Growing up as a Palestinian in the diaspora, I can still see traces of these behaviours. Don’t get me wrong—my father is a proud Palestinian Muslim who embraces his heritage and culture. Yet, there are moments, like when we walk down grocery aisles and don’t speak Arabic to avoid making the white people around us uncomfortable. Or when he consciously accents his English, showcasing that he, a brown man, speaks it fluently.

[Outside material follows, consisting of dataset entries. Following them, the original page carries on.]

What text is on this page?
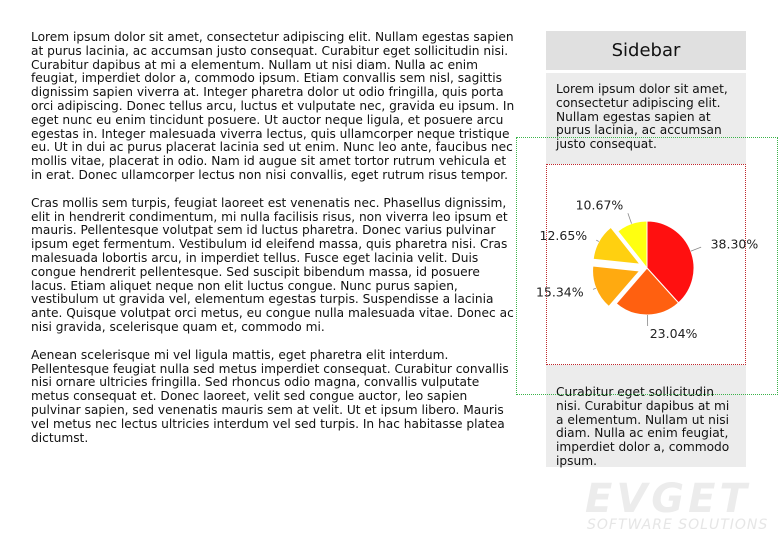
Lorem ipsum dolor sit amet, consectetur adipiscing elit. Nullam egestas sapien at purus lacinia, ac accumsan justo consequat. Curabitur eget sollicitudin nisi. Curabitur dapibus at mi a elementum. Nullam ut nisi diam. Nulla ac enim feugiat, imperdiet dolor a, commodo ipsum. Etiam convallis sem nisl, sagittis dignissim sapien viverra at. Integer pharetra dolor ut odio fringilla, quis porta orci adipiscing. Donec tellus arcu, luctus et vulputate nec, gravida eu ipsum. In eget nunc eu enim tincidunt posuere. Ut auctor neque ligula, et posuere arcu egestas in. Integer malesuada viverra lectus, quis ullamcorper neque tristique eu. Ut in dui ac purus placerat lacinia sed ut enim. Nunc leo ante, faucibus nec mollis vitae, placerat in odio. Nam id augue sit amet tortor rutrum vehicula et in erat. Donec ullamcorper lectus non nisi convallis, eget rutrum risus tempor.

Cras mollis sem turpis, feugiat laoreet est venenatis nec. Phasellus dignissim, elit in hendrerit condimentum, mi nulla facilisis risus, non viverra leo ipsum et mauris. Pellentesque volutpat sem id luctus pharetra. Donec varius pulvinar ipsum eget fermentum. Vestibulum id eleifend massa, quis pharetra nisi. Cras malesuada lobortis arcu, in imperdiet tellus. Fusce eget lacinia velit. Duis congue hendrerit pellentesque. Sed suscipit bibendum massa, id posuere lacus. Etiam aliquet neque non elit luctus congue. Nunc purus sapien, vestibulum ut gravida vel, elementum egestas turpis. Suspendisse a lacinia ante. Quisque volutpat orci metus, eu congue nulla malesuada vitae. Donec ac nisi gravida, scelerisque quam et, commodo mi.

Aenean scelerisque mi vel ligula mattis, eget pharetra elit interdum. Pellentesque feugiat nulla sed metus imperdiet consequat. Curabitur convallis nisi ornare ultricies fringilla. Sed rhoncus odio magna, convallis vulputate metus consequat et. Donec laoreet, velit sed congue auctor, leo sapien pulvinar sapien, sed venenatis mauris sem at velit. Ut et ipsum libero. Mauris vel metus nec lectus ultricies interdum vel sed turpis. In hac habitasse platea dictumst.

Sidebar
Lorem ipsum dolor sit amet, consectetur adipiscing elit. Nullam egestas sapien at purus lacinia, ac accumsan justo consequat.
Curabitur eget sollicitudin nisi. Curabitur dapibus at mi a elementum. Nullam ut nisi diam. Nulla ac enim feugiat, imperdiet dolor a, commodo ipsum.
38.30%
23.04%
15.34%
12.65%
10.67%
EVGET
SOFTWARE SOLUTIONS
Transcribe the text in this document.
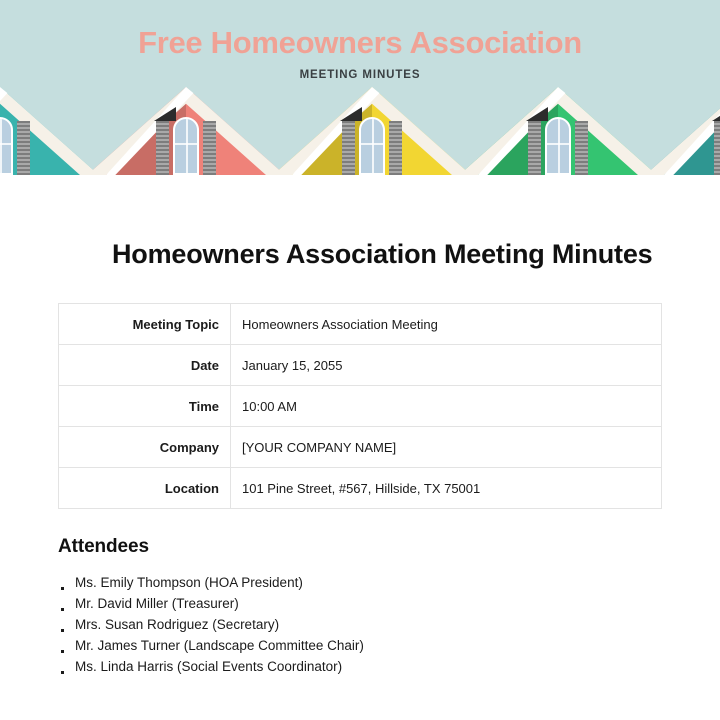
Free Homeowners Association
MEETING MINUTES
Homeowners Association Meeting Minutes
Meeting Topic	Homeowners Association Meeting
Date	January 15, 2055
Time	10:00 AM
Company	[YOUR COMPANY NAME]
Location	101 Pine Street, #567, Hillside, TX 75001
Attendees
Ms. Emily Thompson (HOA President)
Mr. David Miller (Treasurer)
Mrs. Susan Rodriguez (Secretary)
Mr. James Turner (Landscape Committee Chair)
Ms. Linda Harris (Social Events Coordinator)
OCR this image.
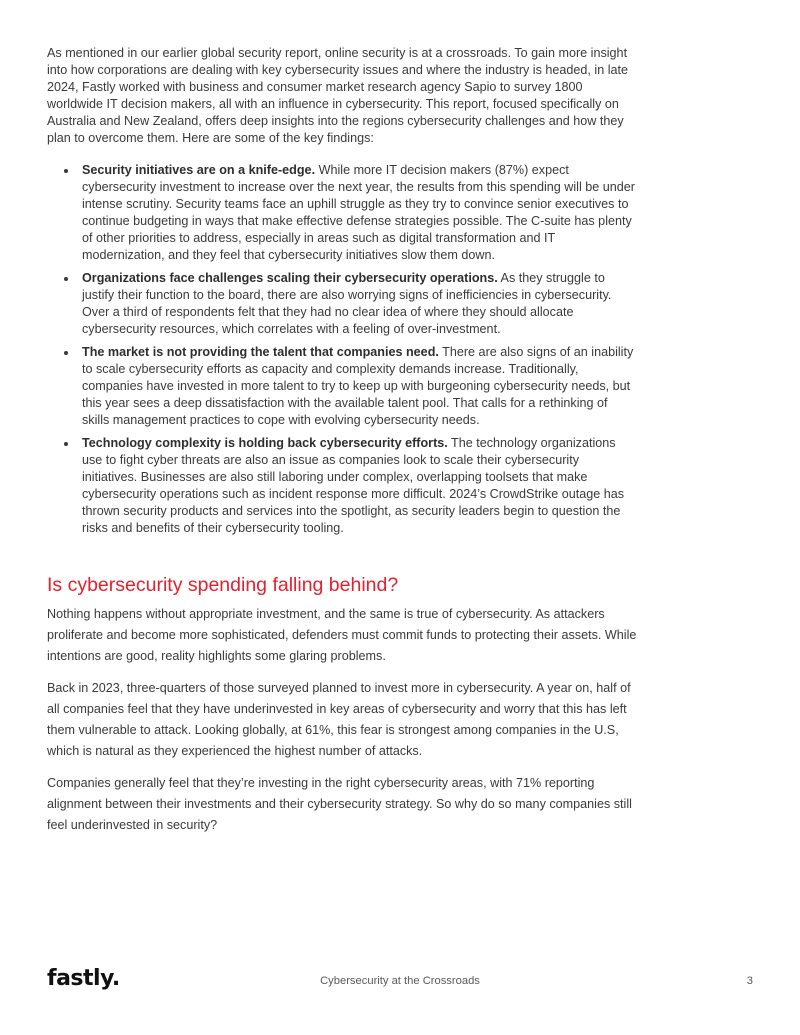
As mentioned in our earlier global security report, online security is at a crossroads. To gain more insight into how corporations are dealing with key cybersecurity issues and where the industry is headed, in late 2024, Fastly worked with business and consumer market research agency Sapio to survey 1800 worldwide IT decision makers, all with an influence in cybersecurity. This report, focused specifically on Australia and New Zealand, offers deep insights into the regions cybersecurity challenges and how they plan to overcome them. Here are some of the key findings:

Security initiatives are on a knife-edge. While more IT decision makers (87%) expect cybersecurity investment to increase over the next year, the results from this spending will be under intense scrutiny. Security teams face an uphill struggle as they try to convince senior executives to continue budgeting in ways that make effective defense strategies possible. The C-suite has plenty of other priorities to address, especially in areas such as digital transformation and IT modernization, and they feel that cybersecurity initiatives slow them down.
Organizations face challenges scaling their cybersecurity operations. As they struggle to justify their function to the board, there are also worrying signs of inefficiencies in cybersecurity. Over a third of respondents felt that they had no clear idea of where they should allocate cybersecurity resources, which correlates with a feeling of over-investment.
The market is not providing the talent that companies need. There are also signs of an inability to scale cybersecurity efforts as capacity and complexity demands increase. Traditionally, companies have invested in more talent to try to keep up with burgeoning cybersecurity needs, but this year sees a deep dissatisfaction with the available talent pool. That calls for a rethinking of skills management practices to cope with evolving cybersecurity needs.
Technology complexity is holding back cybersecurity efforts. The technology organizations use to fight cyber threats are also an issue as companies look to scale their cybersecurity initiatives. Businesses are also still laboring under complex, overlapping toolsets that make cybersecurity operations such as incident response more difficult. 2024’s CrowdStrike outage has thrown security products and services into the spotlight, as security leaders begin to question the risks and benefits of their cybersecurity tooling.
Is cybersecurity spending falling behind?

Nothing happens without appropriate investment, and the same is true of cybersecurity. As attackers proliferate and become more sophisticated, defenders must commit funds to protecting their assets. While intentions are good, reality highlights some glaring problems.

Back in 2023, three-quarters of those surveyed planned to invest more in cybersecurity. A year on, half of all companies feel that they have underinvested in key areas of cybersecurity and worry that this has left them vulnerable to attack. Looking globally, at 61%, this fear is strongest among companies in the U.S, which is natural as they experienced the highest number of attacks.

Companies generally feel that they’re investing in the right cybersecurity areas, with 71% reporting alignment between their investments and their cybersecurity strategy. So why do so many companies still feel underinvested in security?

fastly.	Cybersecurity at the Crossroads	3
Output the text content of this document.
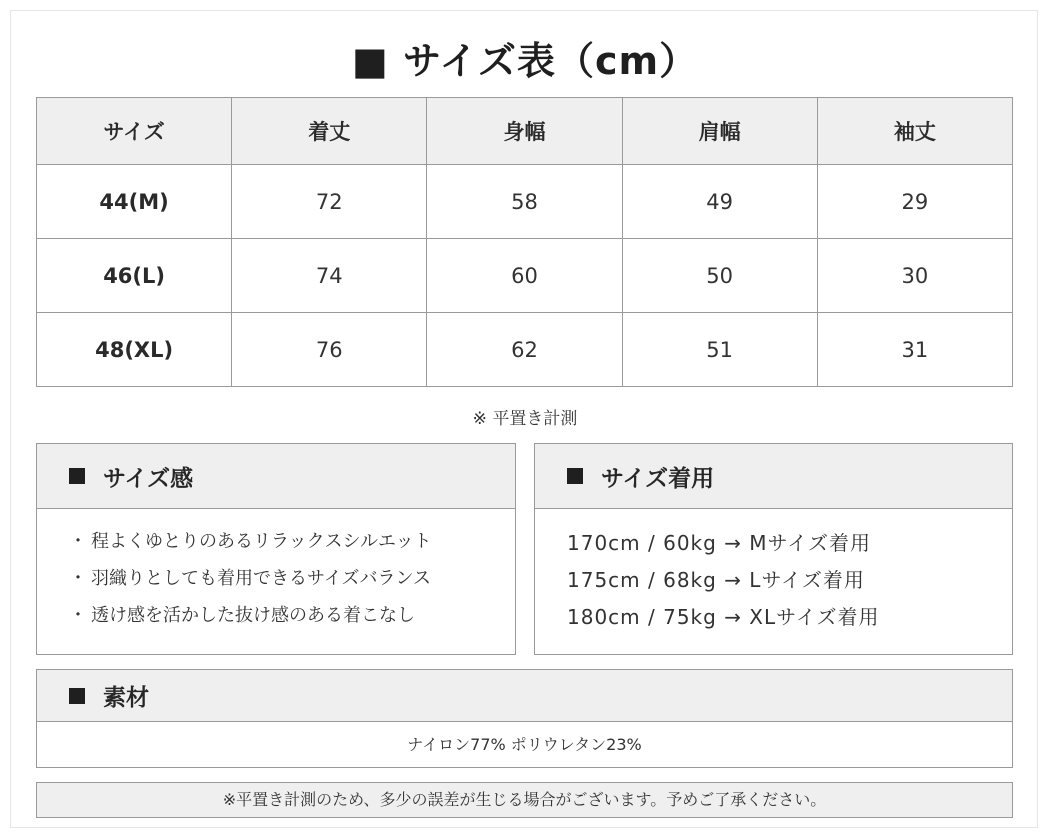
■ サイズ表（cm）
サイズ	着丈	身幅	肩幅	袖丈
44(M)	72	58	49	29
46(L)	74	60	50	30
48(XL)	76	62	51	31
※ 平置き計測
サイズ感
・ 程よくゆとりのあるリラックスシルエット
・ 羽織りとしても着用できるサイズバランス
・ 透け感を活かした抜け感のある着こなし
サイズ着用
170cm / 60kg → Mサイズ着用
175cm / 68kg → Lサイズ着用
180cm / 75kg → XLサイズ着用
素材
ナイロン77% ポリウレタン23%
※平置き計測のため、多少の誤差が生じる場合がございます。予めご了承ください。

At times, he even hesitates to identify as Palestinian around certain people.
It’s here that I see the connection to Baldwin’s words when he tells his nephew: “There is no reason for you to try to become like white people, and there is no basis whatever for their impertinent assumption that they must accept you” (22).
Like Baldwin, my father has had to accept the ignorance and racism of white people, because, tragically, the same force that drove my family out of Palestine—white supremacy—is what my father had to confront and assimilate to in order to survive in the Western world. White supremacy doesn’t always present itself in blatant ways, but it lingers in the quiet, daily struggles my father faces to be seen, to integrate, to be accepted, and to succeed.